The proceedings were initiated by preliminary questions submitted by the Supreme Administrative Court as a result of appeals filed by those candidates for judges to the Supreme Court, whom the new NCJ refused to recommend. Despite the decisions of the Supreme Administrative Court suspending the execution of NCJ resolutions, they were passed on to the President of the Republic, and the candidates nominated in them received the acts of appointment as Supreme Court judges. The appointments were therefore made in violation of the law, based on non-final and unenforceable motions of the NCJ, and the candidates who received negative opinions of the Council were prevented from carrying out a genuine judicial control of the appointment process. First, already during the selection procedure, the rules were changed and the effectiveness of the appeal (if later admitted) and the reversibility of the situation were radically reduced. Then, the possibility to appeal against NCJ resolutions recommending nominees to the Supreme Court was entirely abolished and the appeal proceedings already pending before the NSA were ordered to be discontinued by law. It appears that the nomination process from 2018 onwards was intentionally designed to ensure that only those supported by political authorities would become judges of the Supreme Court.

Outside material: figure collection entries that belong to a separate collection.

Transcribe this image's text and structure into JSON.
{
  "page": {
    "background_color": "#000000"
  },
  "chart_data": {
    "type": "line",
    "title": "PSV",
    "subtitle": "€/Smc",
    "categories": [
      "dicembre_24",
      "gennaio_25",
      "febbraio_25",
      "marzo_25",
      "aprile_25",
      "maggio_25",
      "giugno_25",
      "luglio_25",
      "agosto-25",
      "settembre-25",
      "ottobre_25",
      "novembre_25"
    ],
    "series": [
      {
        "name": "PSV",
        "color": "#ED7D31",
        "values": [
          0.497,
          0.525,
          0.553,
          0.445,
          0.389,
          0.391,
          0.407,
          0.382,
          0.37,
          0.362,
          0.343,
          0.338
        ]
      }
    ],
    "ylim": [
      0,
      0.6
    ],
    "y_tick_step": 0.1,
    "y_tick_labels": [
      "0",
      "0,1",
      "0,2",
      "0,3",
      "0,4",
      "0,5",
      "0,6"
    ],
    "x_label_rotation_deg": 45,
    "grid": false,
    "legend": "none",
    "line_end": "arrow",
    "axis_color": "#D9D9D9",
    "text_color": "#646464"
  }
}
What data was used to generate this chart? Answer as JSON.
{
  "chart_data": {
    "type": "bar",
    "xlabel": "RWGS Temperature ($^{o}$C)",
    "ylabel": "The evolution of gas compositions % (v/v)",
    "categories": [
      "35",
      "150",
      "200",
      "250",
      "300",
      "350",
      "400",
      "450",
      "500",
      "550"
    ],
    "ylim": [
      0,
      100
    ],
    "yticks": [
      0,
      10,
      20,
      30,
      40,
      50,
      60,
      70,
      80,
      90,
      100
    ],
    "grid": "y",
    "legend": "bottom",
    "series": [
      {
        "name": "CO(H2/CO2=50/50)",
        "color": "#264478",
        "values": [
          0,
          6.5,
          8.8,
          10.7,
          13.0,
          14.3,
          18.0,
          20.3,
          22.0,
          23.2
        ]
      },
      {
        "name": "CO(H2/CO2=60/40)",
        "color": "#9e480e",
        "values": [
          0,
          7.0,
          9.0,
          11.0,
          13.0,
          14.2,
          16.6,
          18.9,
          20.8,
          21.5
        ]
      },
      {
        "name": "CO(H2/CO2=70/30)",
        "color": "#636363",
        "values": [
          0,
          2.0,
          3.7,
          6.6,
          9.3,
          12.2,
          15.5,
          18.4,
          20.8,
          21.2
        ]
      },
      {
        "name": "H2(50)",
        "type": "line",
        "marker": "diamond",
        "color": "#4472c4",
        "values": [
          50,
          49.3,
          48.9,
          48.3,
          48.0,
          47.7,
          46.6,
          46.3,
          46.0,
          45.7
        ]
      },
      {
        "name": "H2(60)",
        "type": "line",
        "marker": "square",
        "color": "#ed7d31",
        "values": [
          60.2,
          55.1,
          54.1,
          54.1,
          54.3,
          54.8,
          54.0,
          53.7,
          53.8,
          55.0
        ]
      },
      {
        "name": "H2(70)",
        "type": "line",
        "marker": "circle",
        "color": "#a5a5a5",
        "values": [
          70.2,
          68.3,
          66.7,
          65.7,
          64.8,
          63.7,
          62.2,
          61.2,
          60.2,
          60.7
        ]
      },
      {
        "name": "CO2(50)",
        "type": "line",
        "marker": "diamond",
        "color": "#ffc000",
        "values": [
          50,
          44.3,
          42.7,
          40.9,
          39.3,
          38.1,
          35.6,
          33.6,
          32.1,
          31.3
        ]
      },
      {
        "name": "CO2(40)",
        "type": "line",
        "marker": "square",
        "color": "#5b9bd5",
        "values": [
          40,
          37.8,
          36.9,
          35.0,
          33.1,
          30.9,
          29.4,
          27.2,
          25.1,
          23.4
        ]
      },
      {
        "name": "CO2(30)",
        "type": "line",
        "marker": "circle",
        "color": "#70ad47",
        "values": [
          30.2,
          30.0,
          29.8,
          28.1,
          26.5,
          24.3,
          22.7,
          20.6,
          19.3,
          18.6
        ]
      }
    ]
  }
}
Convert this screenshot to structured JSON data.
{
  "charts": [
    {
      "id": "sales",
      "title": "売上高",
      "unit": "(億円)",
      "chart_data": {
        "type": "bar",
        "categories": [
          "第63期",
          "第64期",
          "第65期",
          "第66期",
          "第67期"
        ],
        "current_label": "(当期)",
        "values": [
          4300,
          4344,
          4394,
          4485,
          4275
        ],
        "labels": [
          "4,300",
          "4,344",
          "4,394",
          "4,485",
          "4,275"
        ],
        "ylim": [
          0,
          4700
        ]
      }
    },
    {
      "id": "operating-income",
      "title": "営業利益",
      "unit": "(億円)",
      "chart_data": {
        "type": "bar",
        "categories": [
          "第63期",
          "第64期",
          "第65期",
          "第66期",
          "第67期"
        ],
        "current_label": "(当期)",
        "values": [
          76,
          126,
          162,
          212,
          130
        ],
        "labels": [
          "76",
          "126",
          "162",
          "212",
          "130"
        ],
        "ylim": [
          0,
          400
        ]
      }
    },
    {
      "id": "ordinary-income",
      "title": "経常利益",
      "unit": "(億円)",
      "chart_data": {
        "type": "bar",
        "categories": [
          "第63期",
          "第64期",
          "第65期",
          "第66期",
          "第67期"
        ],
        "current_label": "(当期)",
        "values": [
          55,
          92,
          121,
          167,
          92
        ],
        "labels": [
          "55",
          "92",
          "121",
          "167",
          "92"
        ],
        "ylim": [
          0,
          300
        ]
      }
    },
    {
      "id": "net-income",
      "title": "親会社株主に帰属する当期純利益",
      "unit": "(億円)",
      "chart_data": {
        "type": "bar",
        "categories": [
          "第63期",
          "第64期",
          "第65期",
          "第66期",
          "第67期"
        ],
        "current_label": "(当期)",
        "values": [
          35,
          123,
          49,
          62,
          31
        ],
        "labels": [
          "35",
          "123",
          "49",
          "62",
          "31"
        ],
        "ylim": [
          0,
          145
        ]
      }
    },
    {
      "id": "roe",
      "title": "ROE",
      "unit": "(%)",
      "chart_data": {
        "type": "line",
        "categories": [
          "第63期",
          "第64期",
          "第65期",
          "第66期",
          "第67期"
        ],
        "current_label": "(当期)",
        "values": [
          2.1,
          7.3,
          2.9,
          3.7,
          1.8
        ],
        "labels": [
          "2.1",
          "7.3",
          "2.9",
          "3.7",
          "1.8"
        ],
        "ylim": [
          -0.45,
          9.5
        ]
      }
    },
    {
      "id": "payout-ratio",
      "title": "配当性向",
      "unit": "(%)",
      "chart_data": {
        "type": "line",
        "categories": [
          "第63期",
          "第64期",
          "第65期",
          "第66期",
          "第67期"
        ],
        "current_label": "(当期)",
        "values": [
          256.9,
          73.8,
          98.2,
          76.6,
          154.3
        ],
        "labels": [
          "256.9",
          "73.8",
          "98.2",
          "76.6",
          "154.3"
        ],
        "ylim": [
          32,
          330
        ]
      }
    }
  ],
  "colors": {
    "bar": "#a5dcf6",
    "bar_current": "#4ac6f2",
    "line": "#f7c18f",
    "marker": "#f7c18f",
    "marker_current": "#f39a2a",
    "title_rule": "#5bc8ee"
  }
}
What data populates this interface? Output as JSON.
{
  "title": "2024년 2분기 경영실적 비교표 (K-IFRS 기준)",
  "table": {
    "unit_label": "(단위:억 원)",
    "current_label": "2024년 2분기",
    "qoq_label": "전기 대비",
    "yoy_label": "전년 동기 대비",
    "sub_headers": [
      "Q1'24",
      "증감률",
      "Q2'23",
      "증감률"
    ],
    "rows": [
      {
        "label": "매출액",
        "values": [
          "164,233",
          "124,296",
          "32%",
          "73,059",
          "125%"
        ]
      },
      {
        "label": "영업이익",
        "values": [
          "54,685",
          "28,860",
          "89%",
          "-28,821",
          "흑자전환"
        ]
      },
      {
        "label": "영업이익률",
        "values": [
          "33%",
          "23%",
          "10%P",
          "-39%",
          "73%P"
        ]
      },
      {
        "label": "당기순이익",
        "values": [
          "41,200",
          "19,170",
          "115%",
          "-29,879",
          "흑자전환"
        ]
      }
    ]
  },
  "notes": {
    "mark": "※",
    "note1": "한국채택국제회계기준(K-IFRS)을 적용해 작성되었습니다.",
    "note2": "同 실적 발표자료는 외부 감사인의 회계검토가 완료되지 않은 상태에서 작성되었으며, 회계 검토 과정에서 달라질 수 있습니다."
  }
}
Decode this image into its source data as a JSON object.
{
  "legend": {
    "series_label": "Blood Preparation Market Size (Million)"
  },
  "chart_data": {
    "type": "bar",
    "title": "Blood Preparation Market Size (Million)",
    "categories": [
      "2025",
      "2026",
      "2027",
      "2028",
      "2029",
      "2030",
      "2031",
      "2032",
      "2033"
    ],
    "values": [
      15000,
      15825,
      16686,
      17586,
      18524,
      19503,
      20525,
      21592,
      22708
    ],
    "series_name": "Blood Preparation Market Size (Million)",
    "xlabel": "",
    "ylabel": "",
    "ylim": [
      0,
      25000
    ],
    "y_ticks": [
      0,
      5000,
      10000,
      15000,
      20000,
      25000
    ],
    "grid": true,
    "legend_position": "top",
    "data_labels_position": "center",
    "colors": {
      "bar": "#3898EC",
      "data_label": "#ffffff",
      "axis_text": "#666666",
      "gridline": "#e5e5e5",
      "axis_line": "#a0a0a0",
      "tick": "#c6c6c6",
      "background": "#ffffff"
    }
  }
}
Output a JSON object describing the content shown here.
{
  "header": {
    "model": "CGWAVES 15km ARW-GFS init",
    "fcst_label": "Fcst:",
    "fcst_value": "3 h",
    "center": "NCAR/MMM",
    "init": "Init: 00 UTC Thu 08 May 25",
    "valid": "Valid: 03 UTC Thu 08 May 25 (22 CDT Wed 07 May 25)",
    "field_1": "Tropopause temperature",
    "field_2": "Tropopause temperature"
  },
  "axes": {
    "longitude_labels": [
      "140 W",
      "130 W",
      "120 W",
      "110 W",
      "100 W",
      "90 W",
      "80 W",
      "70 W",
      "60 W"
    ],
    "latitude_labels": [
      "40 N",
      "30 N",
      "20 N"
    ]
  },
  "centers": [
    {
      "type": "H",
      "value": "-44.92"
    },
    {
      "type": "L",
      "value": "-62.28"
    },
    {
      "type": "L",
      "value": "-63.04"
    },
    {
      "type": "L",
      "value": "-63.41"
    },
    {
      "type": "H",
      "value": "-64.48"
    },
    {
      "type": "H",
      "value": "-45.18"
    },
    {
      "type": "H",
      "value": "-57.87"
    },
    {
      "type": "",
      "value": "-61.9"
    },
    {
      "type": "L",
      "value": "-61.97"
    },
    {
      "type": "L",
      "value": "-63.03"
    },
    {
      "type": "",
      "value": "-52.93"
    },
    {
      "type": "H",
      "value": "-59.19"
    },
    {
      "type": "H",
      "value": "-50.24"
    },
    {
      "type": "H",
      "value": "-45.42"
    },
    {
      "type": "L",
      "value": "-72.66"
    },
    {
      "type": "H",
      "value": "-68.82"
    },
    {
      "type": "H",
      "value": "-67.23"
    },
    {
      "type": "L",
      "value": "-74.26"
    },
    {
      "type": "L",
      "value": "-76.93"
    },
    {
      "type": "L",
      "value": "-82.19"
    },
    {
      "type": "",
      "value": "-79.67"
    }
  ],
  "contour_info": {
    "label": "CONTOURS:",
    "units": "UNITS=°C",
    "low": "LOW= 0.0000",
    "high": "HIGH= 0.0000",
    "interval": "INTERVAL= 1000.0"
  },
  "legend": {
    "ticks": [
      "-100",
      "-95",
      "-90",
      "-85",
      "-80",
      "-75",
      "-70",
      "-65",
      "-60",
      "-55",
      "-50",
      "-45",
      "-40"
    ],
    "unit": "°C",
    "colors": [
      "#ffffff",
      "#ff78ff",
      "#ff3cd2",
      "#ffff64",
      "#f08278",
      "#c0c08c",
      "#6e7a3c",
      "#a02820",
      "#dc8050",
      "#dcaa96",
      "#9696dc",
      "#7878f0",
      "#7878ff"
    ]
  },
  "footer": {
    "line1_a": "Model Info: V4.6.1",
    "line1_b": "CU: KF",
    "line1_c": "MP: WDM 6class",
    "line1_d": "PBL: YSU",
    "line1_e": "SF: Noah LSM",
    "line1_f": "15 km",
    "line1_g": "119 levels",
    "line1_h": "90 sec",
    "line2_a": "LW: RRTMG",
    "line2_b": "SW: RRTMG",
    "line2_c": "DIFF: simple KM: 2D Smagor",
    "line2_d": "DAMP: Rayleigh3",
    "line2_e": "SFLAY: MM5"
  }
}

The Commissioner for Human Rights who joined the national case pending before the Supreme Administrative Court is also a party to preliminary proceeding before the European Court of Justice. During the hearing, the discussion focused on the extent to which the qualification procedure to the Supreme Court was covered by the principle of effective legal protection (Article 19(1)(2) TEU) and the impact of the lack of judicial review on the independence and impartiality of judges. The key issue to which the ECJ should respond is to indicate to the referring court the manner of further proceedings, which in turn involves determining whether and, if so, to what extent the principle of effective judicial protection has a direct effect.
The Commissioner’s position in this case was presented at the hearing by Maciej Taborowski, Deputy Commissioner for Human Rights. The basic theses of the submissions can be summarised as follows:
- We are not claiming that Art. 19(1)(2) TEU requires the establishment of a uniform model for the judicial review of the process of appointing judges in all Member States. However, States must, in the light of Article 19 TEU, provide conditions to exclude any reasonable doubt as to the independence of the appointed judges (formula from the ECJ judgment of 19 November 2019 in C-585/18, C-824/18 and C-825/18 A.K. and Others). For this purpose, they may but are not obliged to introduce judicial review of the procedure for appointing judges.
- The specific features of the legal system of a particular Member State may result in that the exclusion of such control may constitute an infringement of Article 19 (1) (2) TEU. Polish law creates a general right to appeal against NCJ resolutions (judgment of the Constitutional Tribunal in Case SK 57/06). This right is not a consequence of the requirements of Article 19(1) (2) TEU itself, but it is rooted in the domestic law.
- In violation of the standards of effective legal protection, judicial review was intentionally and arbitrarily excluded only in relation to a selected category of nomination proceedings (to the Supreme Court), by virtue of the ruling of the Constitutional Tribunal which eliminated such review performed by the Supreme Administrative Court, stating at the same time that such control should be carried out by the Supreme Court (judgment of the Constitutional Tribunal in case K 12/18) and the subsequent legislative amendment of 26 April 2019 which excluded that control completely.
- The national court (Supreme Administrative Court), by virtue of the principle of the primacy of EU law and in the light of the principle of loyal cooperation, should be able to disapply national legislative, administrative or judicial practice impeding the standards of Article 19 (1) (2) TEU.
During the hearing, oral submissions were also made by the applicants' attorneys and representatives of the National Council of the Judiciary, the General Prosecutor's Office, the Republic of Poland (Ministry of Justice), as well as the European Commission.